Bankruptcy is a serious situation. When you file for bankruptcy, you are basically saying that you can no longer service your debts. There is no way that our legal system will allow you to profit through the bankruptcy process. If it did, then everyone would rack up debt and file for bankruptcy. Then our economy would be destroyed. For this reason, the courts examine your financial affairs quite closely and any investments you have will draw even closer scrutiny.
Under a Chapter 7 bankruptcy petition, you are really saying you have only enough income to live on and that servicing your debts is impossible. Under the provisions of the Chapter 7 framework, the bankruptcy court’s trustee has the right to enter any property you own and to take possession of any assets that are not exempt. These assets are then sold and the funds used to pay off some of your debt.

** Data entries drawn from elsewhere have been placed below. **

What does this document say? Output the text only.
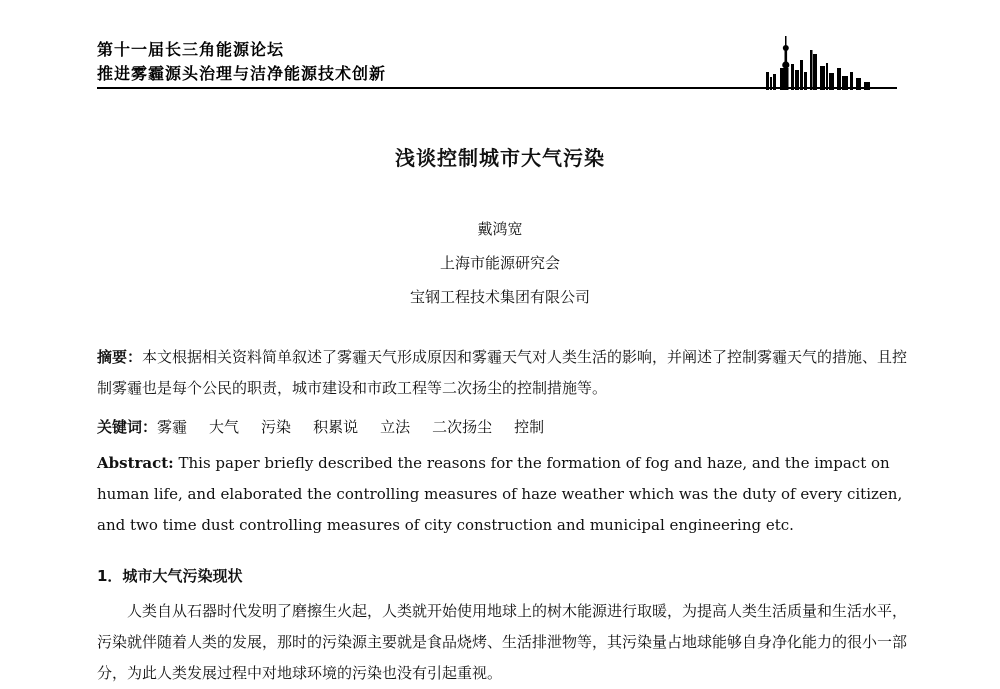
第十一届长三角能源论坛
推进雾霾源头治理与洁净能源技术创新
浅谈控制城市大气污染
戴鸿宽
上海市能源研究会
宝钢工程技术集团有限公司
摘要：本文根据相关资料简单叙述了雾霾天气形成原因和雾霾天气对人类生活的影响，并阐述了控制雾霾天气的措施、且控制雾霾也是每个公民的职责，城市建设和市政工程等二次扬尘的控制措施等。
关键词：雾霾 大气 污染 积累说 立法 二次扬尘 控制
Abstract: This paper briefly described the reasons for the formation of fog and haze, and the impact on human life, and elaborated the controlling measures of haze weather which was the duty of every citizen, and two time dust controlling measures of city construction and municipal engineering etc.
1．城市大气污染现状
人类自从石器时代发明了磨擦生火起，人类就开始使用地球上的树木能源进行取暖，为提高人类生活质量和生活水平，污染就伴随着人类的发展，那时的污染源主要就是食品烧烤、生活排泄物等，其污染量占地球能够自身净化能力的很小一部分，为此人类发展过程中对地球环境的污染也没有引起重视。
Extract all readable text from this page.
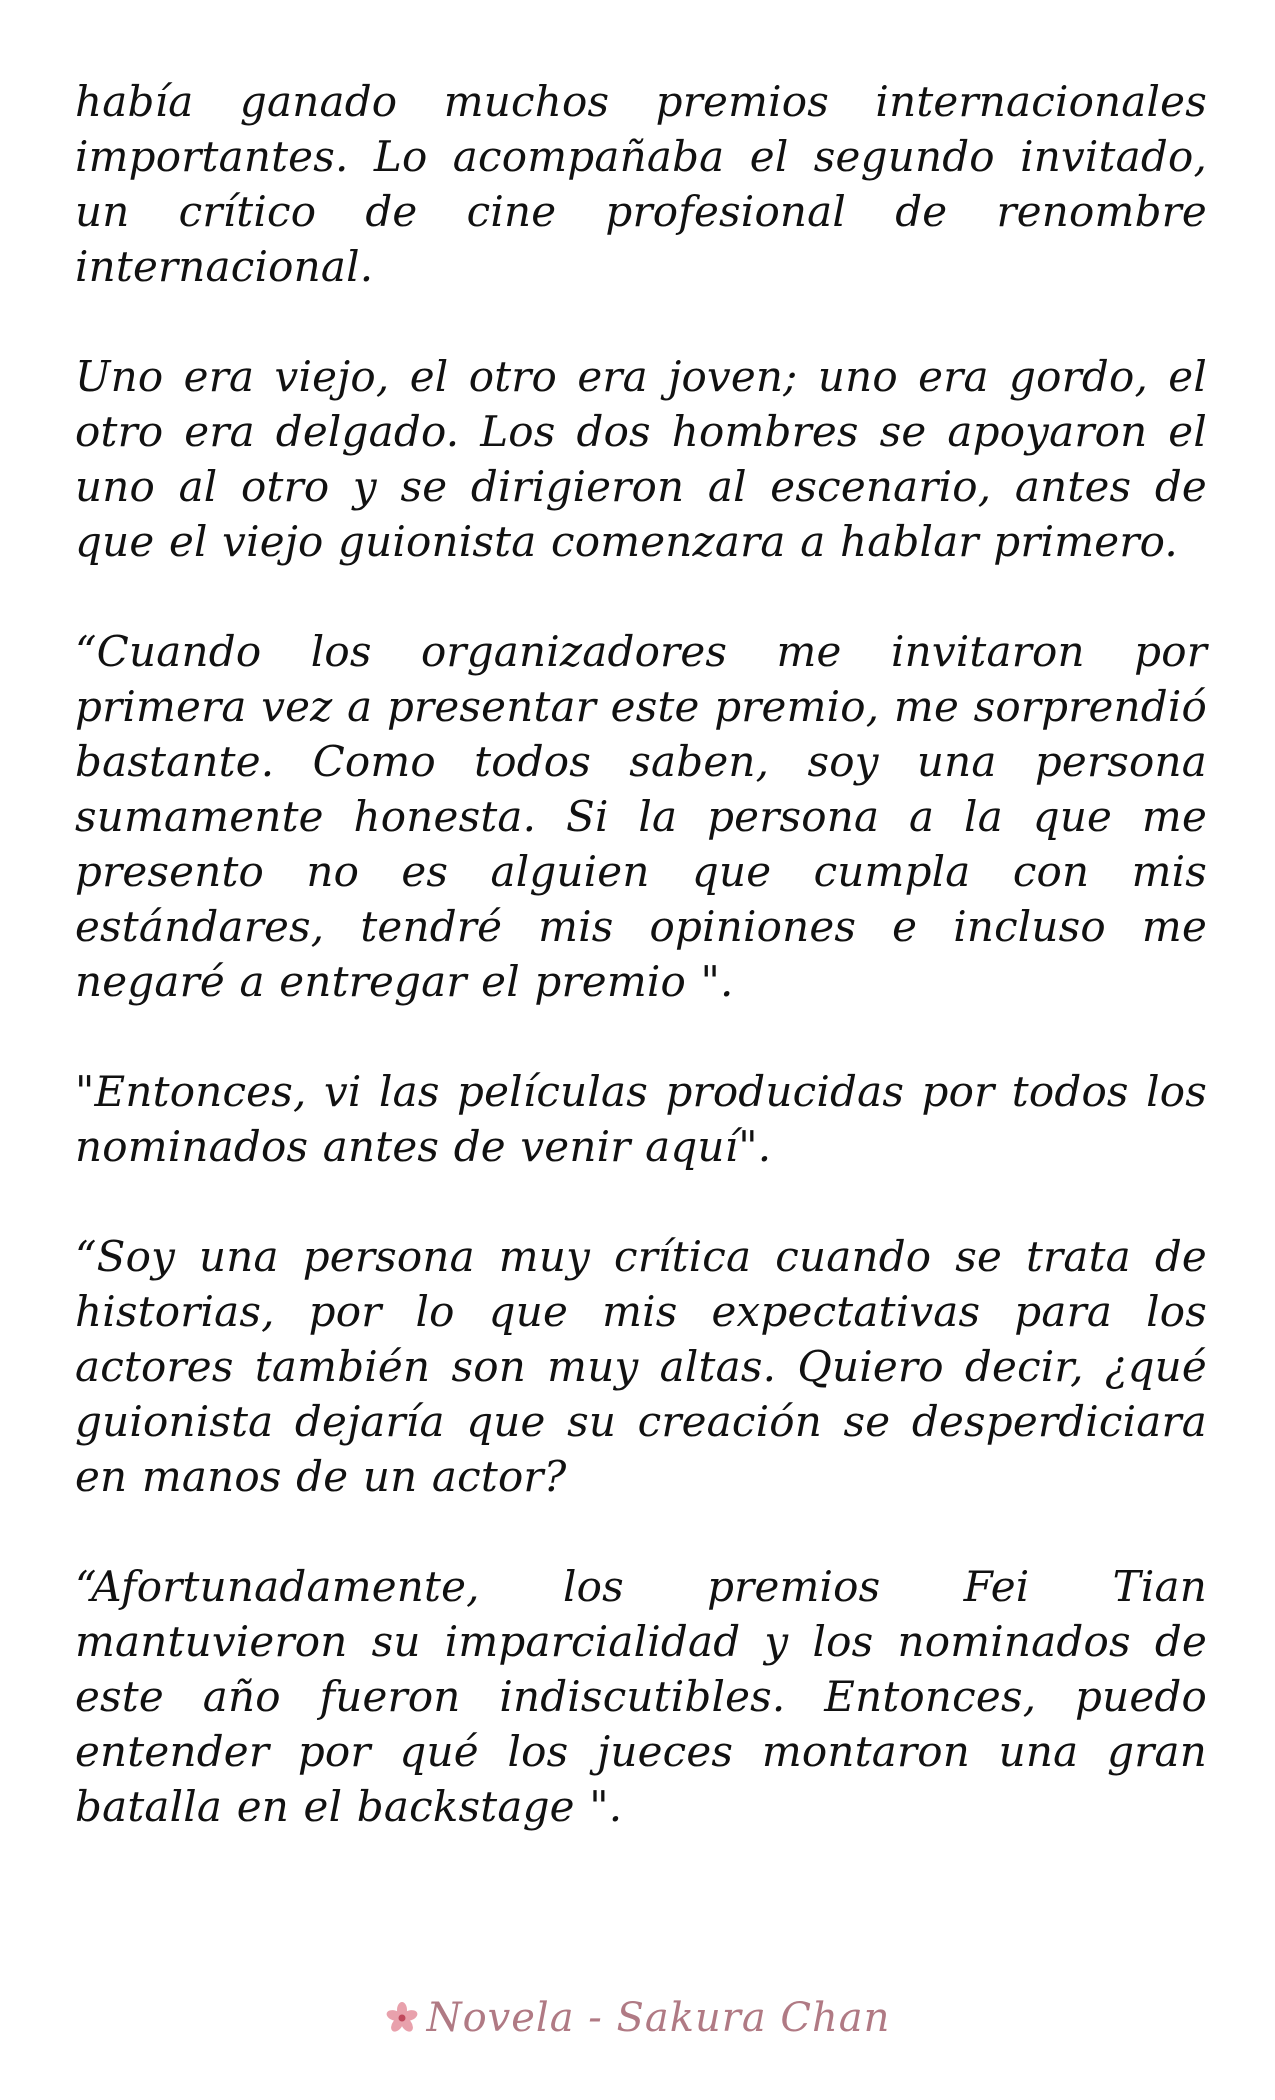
había ganado muchos premios internacionales importantes. Lo acompañaba el segundo invitado, un crítico de cine profesional de renombre internacional.

Uno era viejo, el otro era joven; uno era gordo, el otro era delgado. Los dos hombres se apoyaron el uno al otro y se dirigieron al escenario, antes de que el viejo guionista comenzara a hablar primero.

“Cuando los organizadores me invitaron por primera vez a presentar este premio, me sorprendió bastante. Como todos saben, soy una persona sumamente honesta. Si la persona a la que me presento no es alguien que cumpla con mis estándares, tendré mis opiniones e incluso me negaré a entregar el premio ".

"Entonces, vi las películas producidas por todos los nominados antes de venir aquí".

“Soy una persona muy crítica cuando se trata de historias, por lo que mis expectativas para los actores también son muy altas. Quiero decir, ¿qué guionista dejaría que su creación se desperdiciara en manos de un actor?

“Afortunadamente, los premios Fei Tian mantuvieron su imparcialidad y los nominados de este año fueron indiscutibles. Entonces, puedo entender por qué los jueces montaron una gran batalla en el backstage ".

Novela - Sakura Chan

When it comes to investments, and this includes investment properties, the trustee will also seize these for sale. This is despite the fact that those investments are earning an income.
Under the provisions of a Chapter 13 bankruptcy petition, whether or not you retain that property will depend on two things – the first is whether it is making a profit or a loss. If the property is making a loss and that loss is expected to last the three- to five-year period of the bankruptcy, then you will most likely have to sell that investment. This normally occurs in situations where funds were borrowed to purchase the investment and the return is not sufficient to pay back that borrowed money.
If the investment is making a profit, then that profit will be added to your disposable income and used to repay your debts. If you own the investment outright, then you have a better chance of keeping it. If it is real estate, and it is currently untenanted, the trustee may accept this situation, however, you will not be able to spend any money on maintenance or refurbishments.
In some situations, your investments are seen as a positive in bankruptcy so you will be allowed to keep them. In other situations, the investment is seen as a negative and it will need to be disposed of.